Sir Richard Eyre, director of the National Theatre, has the goodwill of Ed Mirvish, the Toronto showman and retailer, who refurbished the Old Vic and ran it at a loss amounting to more than pounds 20m. The only missing component in the National Theatre's bold plan is the cash.

The Arts Council, which considered the proposal at its meeting last Wednesday, did not take responsibility for raising the funds. "It could be that some aspects of the proposal could form part of a lottery application," said an Arts Council spokesman yesterday. The National Theatre already receives an pounds 11.5m Arts Council grant.

Lord Gowrie, the Arts Council's chairman, who is reported to be very sympathetic to the bid, would eventually have a say in the application for lottery money.
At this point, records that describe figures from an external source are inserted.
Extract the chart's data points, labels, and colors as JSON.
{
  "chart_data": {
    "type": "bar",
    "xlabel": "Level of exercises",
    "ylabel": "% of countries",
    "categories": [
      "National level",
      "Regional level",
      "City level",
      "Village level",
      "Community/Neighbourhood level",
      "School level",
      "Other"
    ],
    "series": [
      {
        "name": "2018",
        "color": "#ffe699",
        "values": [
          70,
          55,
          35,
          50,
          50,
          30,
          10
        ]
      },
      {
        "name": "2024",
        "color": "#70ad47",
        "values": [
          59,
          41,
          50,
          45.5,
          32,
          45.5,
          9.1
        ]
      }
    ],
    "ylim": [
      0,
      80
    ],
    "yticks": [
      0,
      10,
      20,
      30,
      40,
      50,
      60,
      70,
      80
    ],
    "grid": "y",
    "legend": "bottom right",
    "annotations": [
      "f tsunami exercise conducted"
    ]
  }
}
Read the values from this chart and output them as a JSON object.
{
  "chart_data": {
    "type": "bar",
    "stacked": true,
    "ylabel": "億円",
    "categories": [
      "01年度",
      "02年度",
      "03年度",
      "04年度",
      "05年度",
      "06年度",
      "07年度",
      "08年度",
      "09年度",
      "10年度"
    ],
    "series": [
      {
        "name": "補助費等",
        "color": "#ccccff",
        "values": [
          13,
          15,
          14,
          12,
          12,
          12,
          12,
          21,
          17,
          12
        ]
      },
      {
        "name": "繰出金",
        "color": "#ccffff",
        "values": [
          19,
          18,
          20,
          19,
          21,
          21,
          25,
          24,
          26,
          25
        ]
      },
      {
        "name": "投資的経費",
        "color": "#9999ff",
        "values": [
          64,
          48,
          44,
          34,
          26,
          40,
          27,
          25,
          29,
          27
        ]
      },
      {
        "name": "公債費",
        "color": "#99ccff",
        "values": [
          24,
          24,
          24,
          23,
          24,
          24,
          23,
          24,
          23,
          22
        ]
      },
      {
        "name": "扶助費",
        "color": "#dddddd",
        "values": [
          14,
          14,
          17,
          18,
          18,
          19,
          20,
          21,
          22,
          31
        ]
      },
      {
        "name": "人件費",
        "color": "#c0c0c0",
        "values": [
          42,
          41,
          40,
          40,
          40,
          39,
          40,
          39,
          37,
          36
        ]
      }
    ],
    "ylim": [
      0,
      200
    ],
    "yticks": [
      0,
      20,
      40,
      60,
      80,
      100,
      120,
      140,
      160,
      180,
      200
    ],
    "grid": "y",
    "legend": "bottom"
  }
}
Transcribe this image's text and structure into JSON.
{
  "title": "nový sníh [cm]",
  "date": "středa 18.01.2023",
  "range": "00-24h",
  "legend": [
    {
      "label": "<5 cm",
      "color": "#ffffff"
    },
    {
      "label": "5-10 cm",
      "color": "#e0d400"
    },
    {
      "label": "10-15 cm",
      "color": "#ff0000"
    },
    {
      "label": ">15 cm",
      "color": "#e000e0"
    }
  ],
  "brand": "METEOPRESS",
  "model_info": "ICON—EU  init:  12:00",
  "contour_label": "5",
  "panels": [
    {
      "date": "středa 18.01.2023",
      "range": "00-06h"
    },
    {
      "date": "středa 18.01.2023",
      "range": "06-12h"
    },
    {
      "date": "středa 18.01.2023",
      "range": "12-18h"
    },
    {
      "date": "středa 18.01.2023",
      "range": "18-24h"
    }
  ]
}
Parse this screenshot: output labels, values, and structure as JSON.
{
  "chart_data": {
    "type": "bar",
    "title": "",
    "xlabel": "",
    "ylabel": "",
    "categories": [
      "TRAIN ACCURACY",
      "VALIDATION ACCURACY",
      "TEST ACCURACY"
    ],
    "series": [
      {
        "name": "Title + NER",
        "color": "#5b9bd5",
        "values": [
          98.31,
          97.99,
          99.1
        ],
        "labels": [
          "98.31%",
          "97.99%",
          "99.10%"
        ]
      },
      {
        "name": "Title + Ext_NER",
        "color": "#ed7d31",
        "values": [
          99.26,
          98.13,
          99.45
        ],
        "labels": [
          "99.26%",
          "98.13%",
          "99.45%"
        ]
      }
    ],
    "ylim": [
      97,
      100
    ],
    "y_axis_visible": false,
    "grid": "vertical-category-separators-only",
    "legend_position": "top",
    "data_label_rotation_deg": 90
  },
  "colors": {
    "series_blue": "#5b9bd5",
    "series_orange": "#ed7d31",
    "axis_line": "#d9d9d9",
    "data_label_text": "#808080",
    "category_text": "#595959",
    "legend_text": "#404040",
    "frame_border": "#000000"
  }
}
He has asked Thelma Holt, chairman of the Council's drama panel, to keep him in close touch with developments.

Chris Smith, the Culture Minister, will be formally informed of the plan, but a spokesman said yesterday that the ministry did not have any money left in its budget to help buy the theatre, though there is a precedent for doing so after the Treasury gave a special grant to the English National Opera to buy the lease of the Coliseum in St Martin's Lane, in the West End.

The plan to buy the Old Vic was hatched at the National Theatre last week as part of a strategy to preserve the Studio, the NT's research and development "laboratory", which operates from a modern annex at the Old Vic and forms part of the property. "A vital part of the anatomy of the National Theatre is threatened by the sale," said Richard Eyre.

The idea of owning the theatre as well as the annex began as "pure, wild hypothesis" he said. He and his senior colleagues were attracted to the Old Vic because it could be used to transfer successful shows from the National's nearby South Bank base. Foreign and regional touring companies could play at the Old Vic, which could also be leased to commercial managements. Any purchase would come too late to save the Peter Hall Company, whose successful season there ends in December.

A successful bid for the Old Vic from the National would have a delightful symmetry. The idea of a national theatre was nurtured at the Old Vic by Lillian Bayliss before the Second World War. During the war, Old Vic seasons starring Lord Olivier, Sir Ralph Richardson and Peggy Ashcroft created an appetite for a national theatre based on state subsidy.

When the National Theatre was set up in 1963, with Lord Olivier as its first director, its first production (Peter O'Toole's Hamlet) was in the Old Vic, which remained the NT's home until Sir Peter Hall led it into its new building on the South Bank in 1976.